The Joy of Repurposing

Museum of Everyday Life. "Embarking on our mission of glorious obscurity"

Museum of Everyday Life. "Embarking on our mission of glorious obscurity"

At the Museum of Everyday Life, simple objects of daily life from the toothbrush to the pencil are arrayed in several contexts: as exactly how they were created to function; as material for a new art form; or as a way to tell a story. So there’s a vacuum cleaner for the dust exhibit; there’s a bird crafted from safety pins; and there’s a mirror staged as the pond through which Narcissus was bewitched by his own image and reincarnated today as a flower and an allegorical description for self-obsession.

In this way, the museum elevates things we take for granted by repurposing them and forcing us to take notice. We come to realize that our things, processed through our imaginations, take on new meaning. It is as though the objects are talking to us directly with the museum curators merely amplifying their still, small voices like the people of tiny Whoville in the Dr. Seuss story “Horton Hears a Who” crying out, “We are here!

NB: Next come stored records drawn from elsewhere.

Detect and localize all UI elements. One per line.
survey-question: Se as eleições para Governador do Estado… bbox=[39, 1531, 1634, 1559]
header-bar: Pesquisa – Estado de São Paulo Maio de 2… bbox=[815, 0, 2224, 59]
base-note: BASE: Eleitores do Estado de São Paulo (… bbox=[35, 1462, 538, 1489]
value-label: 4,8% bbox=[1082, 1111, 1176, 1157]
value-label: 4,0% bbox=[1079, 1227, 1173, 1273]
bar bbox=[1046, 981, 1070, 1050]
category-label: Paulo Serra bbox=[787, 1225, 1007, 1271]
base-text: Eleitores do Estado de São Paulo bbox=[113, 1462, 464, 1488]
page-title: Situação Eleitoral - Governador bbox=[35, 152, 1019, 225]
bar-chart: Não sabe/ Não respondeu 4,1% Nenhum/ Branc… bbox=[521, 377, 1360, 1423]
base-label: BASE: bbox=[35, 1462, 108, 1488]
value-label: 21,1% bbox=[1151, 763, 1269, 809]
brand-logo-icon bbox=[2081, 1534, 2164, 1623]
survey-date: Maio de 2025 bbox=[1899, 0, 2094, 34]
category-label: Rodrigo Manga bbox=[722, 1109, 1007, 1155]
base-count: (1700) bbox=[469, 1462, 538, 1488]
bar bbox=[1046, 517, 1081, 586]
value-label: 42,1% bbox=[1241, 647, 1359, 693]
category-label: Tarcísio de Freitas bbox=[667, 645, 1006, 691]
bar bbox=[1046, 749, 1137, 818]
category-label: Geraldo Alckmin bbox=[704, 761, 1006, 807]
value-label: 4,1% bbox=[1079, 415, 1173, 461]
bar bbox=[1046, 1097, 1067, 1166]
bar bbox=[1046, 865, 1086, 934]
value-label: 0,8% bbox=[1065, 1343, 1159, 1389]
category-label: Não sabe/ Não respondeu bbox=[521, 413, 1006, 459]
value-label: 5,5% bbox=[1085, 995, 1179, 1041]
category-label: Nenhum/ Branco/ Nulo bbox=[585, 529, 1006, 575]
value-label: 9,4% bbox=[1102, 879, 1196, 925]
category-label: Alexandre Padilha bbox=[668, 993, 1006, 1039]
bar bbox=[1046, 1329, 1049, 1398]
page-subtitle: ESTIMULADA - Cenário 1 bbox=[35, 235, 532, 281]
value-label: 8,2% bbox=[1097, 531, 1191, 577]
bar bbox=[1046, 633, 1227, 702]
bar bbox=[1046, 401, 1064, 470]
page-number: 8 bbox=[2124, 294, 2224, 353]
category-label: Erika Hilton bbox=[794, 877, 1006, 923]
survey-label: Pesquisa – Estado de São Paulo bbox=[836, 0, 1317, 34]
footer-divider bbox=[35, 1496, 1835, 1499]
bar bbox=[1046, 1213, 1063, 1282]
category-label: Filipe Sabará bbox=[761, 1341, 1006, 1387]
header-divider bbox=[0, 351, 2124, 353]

We are here!”

Often we imbue our stuff with affection like an old T-shirt or mug; your object of sentimental attachment is the one you can’t bring yourself to part with it even after you declare spring cleaning time. But as a whole everyday things in our homes are usually invisible to us.

The quiet and humorous atmosphere of this museum belies the seriousness of its message. In my contemplation as a "philosopher in residence" here, I not only come to appreciate my toothbrush, I consider the people around me. More often than not in our daily lives, we are oblivious to the individuals who, through their work, enable us to live our lives. Think of the young man at the checkout counter, the elderly woman who volunteers at the library, the immigrant father who mows the lawn, the young woman who brings all tidings rain or shine as a letter carrier, and the unknown artists of all ages who painted the colorful mural in the viaduct you pass through every day on your way to work.

Let’s go further than this. People are not their function. Other people and the natural world do not revolve around us. They belong to themselves like unique pebbles that interface with us only through their radiance as outward moving ripples in a pond.

When we repurpose our minds to view people, animals and plants as beings rather than functionaries, we recast the world from object to subject. We come to realize in the spirit of wonder and gratitude that the well-being of all life is the universe in balance.